Alabama’s many season ticket holders and students have also been wondering what the capacity of Bryant-Denny Stadium will look like this season which Byrne confirmed that the seating will be significantly reduced.
“Once we get those final dates, then we will release our ticketing plan,” said Byrne. “But I can tell you the capacity will be significantly reduced. Emphasis on the significant. Whether we play or we don’t play, there are significant financial challenges that athletic departments all across the country are going to have, including what we’re going to have to address here at Alabama. And we’ve already taken steps.
“As soon as everything got shut down last spring, we instantly froze budgets. We’ve tried to be very discrete as much as possible from a spending standpoint. And we have other plans that we have been developing over the past several months that we will talk about with more detail once we know what we are working with.”
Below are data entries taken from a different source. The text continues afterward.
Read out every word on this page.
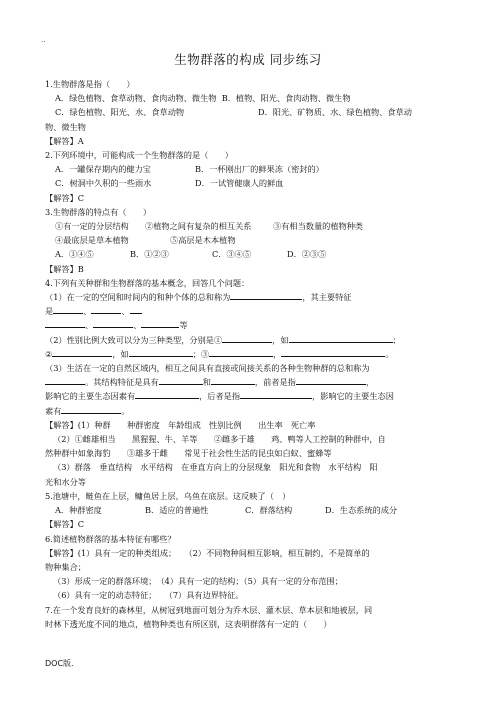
..
生物群落的构成 同步练习
1.生物群落是指（　　）
A．绿色植物、食草动物、食肉动物、微生物 B．植物、阳光、食肉动物、微生物
C．绿色植物、阳光、水、食草动物	D．阳光、矿物质、水、绿色植物、食草动
物、微生物
【解答】A
2.下列环境中，可能构成一个生物群落的是（　　）
A．一罐保存期内的健力宝	B．一杯刚出厂的鲜果冻（密封的）
C．树洞中久积的一些雨水	D．一试管健康人的鲜血
【解答】C
3.生物群落的特点有（　　）
①有一定的分层结构 ②植物之间有复杂的相互关系	③有相当数量的植物种类
④最底层是草本植物	⑤高层是木本植物
A．①④⑤	B．①②③	C．③④⑤	D．②③⑤
【解答】B
4.下列有关种群和生物群落的基本概念，回答几个问题：
（1）在一定的空间和时间内的和种个体的总和称为	，其主要特征
是	、	、
、	、	等
（2）性别比例大致可以分为三种类型，分别是①	，如	；
②	，如	；③	，	。
（3）生活在一定的自然区域内，相互之间具有直接或间接关系的各种生物种群的总和称为
。其结构特征是具有	和	，前者是指	，
影响它的主要生态因素有	，后者是指	，影响它的主要生态因
素有	。
【解答】(1）种群　　种群密度　年龄组成　性别比例　　出生率　死亡率
（2）①雌雄相当　　黑猩猩、牛、羊等　　②雌多于雄　　鸡、鸭等人工控制的种群中，自
然种群中如象海豹　　③雄多于雌　　常见于社会性生活的昆虫如白蚁、蜜蜂等
（3）群落　垂直结构　水平结构　在垂直方向上的分层现象　阳光和食物　水平结构　阳
光和水分等
5.池塘中，鲢鱼在上层，鳙鱼居上层，乌鱼在底层。这反映了（　）
A．种群密度	B．适应的普遍性	C．群落结构	D．生态系统的成分
【解答】C
6.简述植物群落的基本特征有哪些？
【解答】(1）具有一定的种类组成；　　（2）不同物种间相互影响，相互制约，不是简单的
物种集合；
（3）形成一定的群落环境；　（4）具有一定的结构；（5）具有一定的分布范围；
（6）具有一定的动态特征；　　（7）具有边界特征。
7.在一个发育良好的森林里，从树冠到地面可划分为乔木层、灌木层、草本层和地被层，同
时林下透光度不同的地点，植物种类也有所区别，这表明群落有一定的（　　）
DOC版.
Byrne also touched on possible further alterations to schedule dates but noted that he believes in the importance of having the Iron Bowl at the end of the season.
“I think there is something to be said of having that game towards the end of the year,” Byrne said. “Whenever they tell us to play it, we will play it. But I think there is something to be said about the meaning of it being towards the end of the year.”
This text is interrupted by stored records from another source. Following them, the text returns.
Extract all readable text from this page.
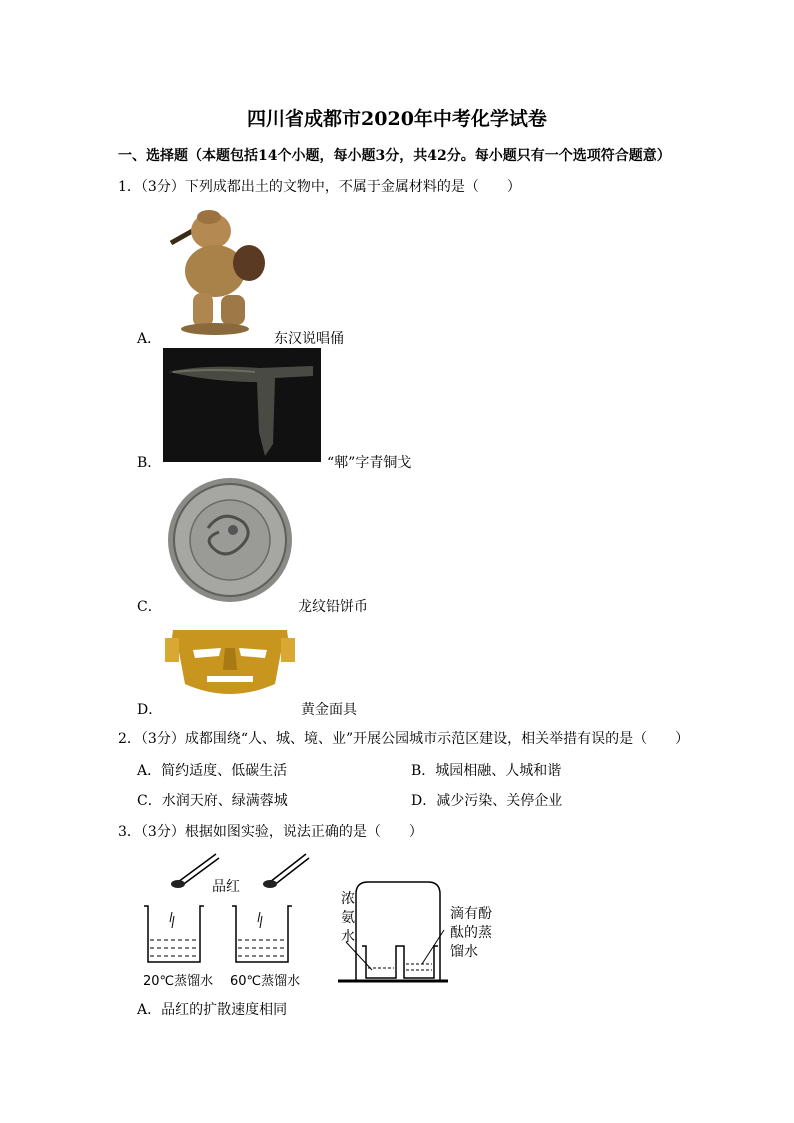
四川省成都市2020年中考化学试卷
一、选择题（本题包括14个小题，每小题3分，共42分。每小题只有一个选项符合题意）
1．（3分）下列成都出土的文物中，不属于金属材料的是（　　）
A．	东汉说唱俑
B．	“郫”字青铜戈
C．	龙纹铅饼币
D．	黄金面具
2．（3分）成都围绕“人、城、境、业”开展公园城市示范区建设，相关举措有误的是（　　）
A．简约适度、低碳生活	B．城园相融、人城和谐
C．水润天府、绿满蓉城	D．减少污染、关停企业
3．（3分）根据如图实验，说法正确的是（　　）
品红
20℃蒸馏水 60℃蒸馏水
浓
氨
水
滴有酚
酞的蒸
馏水
A．品红的扩散速度相同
To Byrne, what is most important for the department, staff and players to continue doing is to follow the guidelines laid out by the medical officials in order to ensure that a fall sports season to remain possible.
“If you follow the CDC guidelines from a contract-tracing standpoint, I think you have an opportunity to move forward and try to play — whatever sport it is — in the fall,” Byrne said. “That’s what we’ve been doing as a department, and that’s what we’re going to continue to do. If the fall sports season is called off at some point then, obviously, we’ll follow those guidelines. But I think we’ve heard clearly from our student-athletes that the great majority of them want an opportunity to try to play.”
Alabama will begin practicing on Aug. 17 and is set to begin regular season play on Sept. 26 against an opponent to be named later.